As you’ve likely noticed, the other reason these event graphics are so entertaining is because of their rather flowery application of the English language. Proper localization wasn’t necessarily commonplace in games even by the early aughts, which is how we get flavor text like “our beloved and tricky circuit, Laguna Seca” and the infamous “4WD Challenge” screed:

Have you ever asked yourself “why don’t you choose 4WD?”
Have you ever asked yourself “why don’t you choose 4WD?”

Funny thing about the paragraph in this poster: thanks to sleuths over at The Cutting Room Floor, we know today that Polyphony’s artist actually lifted ad copy from Apple’s website — in this case, for the PowerBook G4 — about the computer’s titanium chassis, and changed most of the nouns and adjectives to form a paean to all-wheel-drive cars. Brilliant.

A curious beta version of the “Altezza Race” event.
A curious beta version of the “Altezza Race” event.

That version with the Apple placeholder text is actually from a pre-release build of the game, where you can find many more oddities, like this beta version of the “Altezza Race” poster that features no images of the Toyota sedan — just repeating text in Impact font. I love it, even if it gives me a headache if I stare at it for too long.

Accosting players to “try!” was evidently a theme for GT3's visual designers, as confirmed by this “Elise Trophy” poster that did actually make it to release:

That’s certainly a way to describe the Elise.
That’s certainly a way to describe the Elise.

There are so many of these, and they’re all so random and delightful. They also cultivate a lighthearted enthusiasm that’s lacked from most racing games since. For example, this is how the typical event screen looks in Gran Turismo 7. No colorful, full-screen propaganda — just a logo paired with a relevant in-game screenshot. I’ll commend Polyphony for continuing to use the same logos for races like “FF Challenge” that actually date all the way back to GT3, but where’s the excitement?

The event selection screen in Gran Turismo 7.
The event selection screen in Gran Turismo 7.

This is something GT7's predecessor, GT Sport, actually got right by the way — having recreated many classic GT3 event posters with images from the latest installment. And just like the old days, they’d balloon up to fill the display when you selected them. It was a lovely tribute for longtime fans.

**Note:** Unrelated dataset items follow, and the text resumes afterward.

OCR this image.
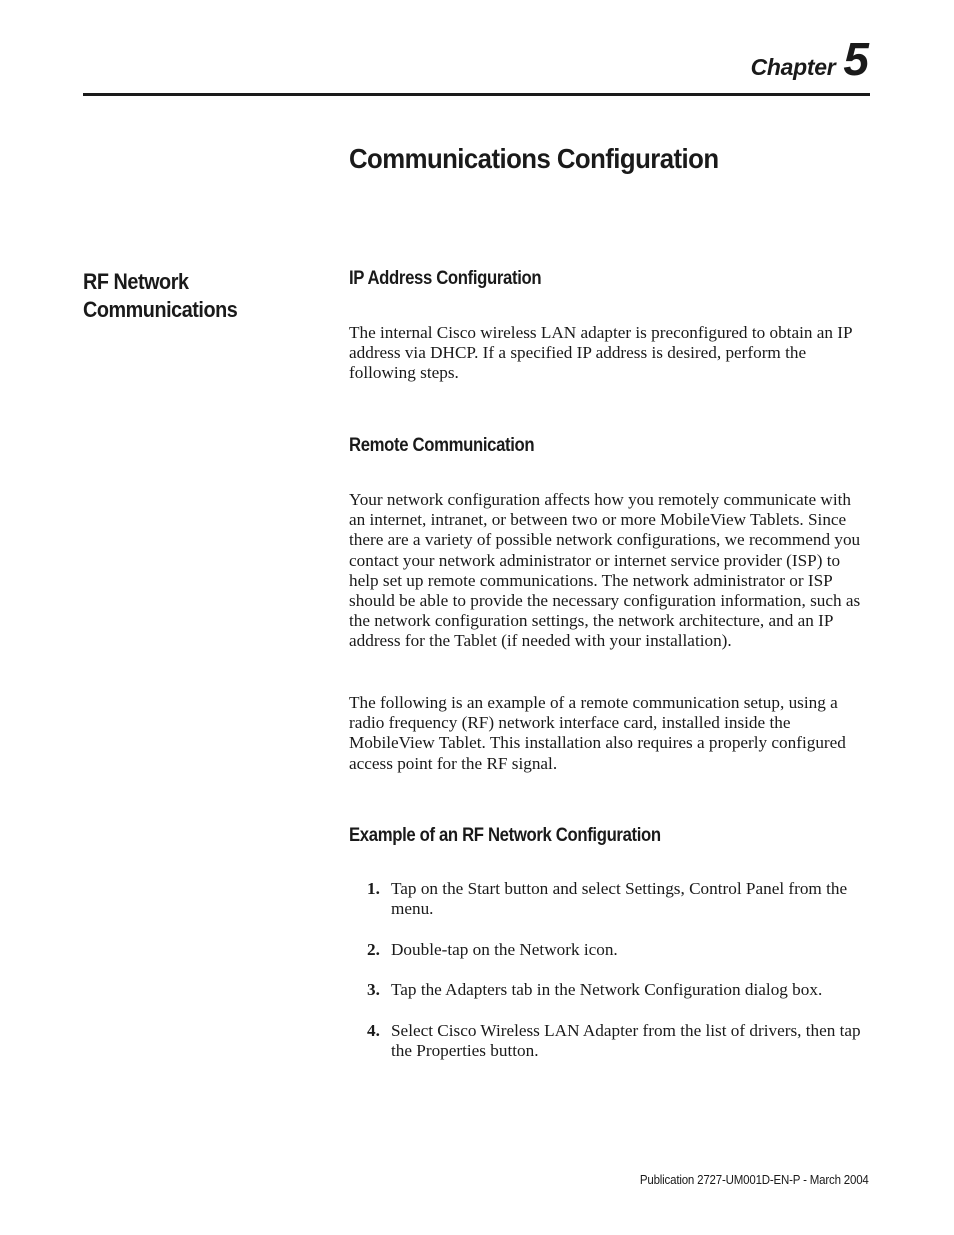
Chapter 5
Communications Configuration
RF Network Communications
IP Address Configuration

The internal Cisco wireless LAN adapter is preconfigured to obtain an IP address via DHCP. If a specified IP address is desired, perform the following steps.

Remote Communication

Your network configuration affects how you remotely communicate with an internet, intranet, or between two or more MobileView Tablets. Since there are a variety of possible network configurations, we recommend you contact your network administrator or internet service provider (ISP) to help set up remote communications. The network administrator or ISP should be able to provide the necessary configuration information, such as the network configuration settings, the network architecture, and an IP address for the Tablet (if needed with your installation).

The following is an example of a remote communication setup, using a radio frequency (RF) network interface card, installed inside the MobileView Tablet. This installation also requires a properly configured access point for the RF signal.

Example of an RF Network Configuration
1. Tap on the Start button and select Settings, Control Panel from the menu.
2. Double-tap on the Network icon.
3. Tap the Adapters tab in the Network Configuration dialog box.
4. Select Cisco Wireless LAN Adapter from the list of drivers, then tap the Properties button.
Publication 2727-UM001D-EN-P - March 2004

The event selection screen in Gran Turismo Sport’s “GT League” mode.
The event selection screen in Gran Turismo Sport’s “GT League” mode.

Whenever I go back and play old games, the one thing that always impresses me is how developers were able to build such engaging worlds and mythologies despite the fact that the actual simulation was so rudimentary and limited. Tech may have improved by leaps and bounds, but modern titles still have something to learn from the classics. The stuff in-between the on-track action matters almost if not just as much, and GT3 continues to prove why more than two decades on.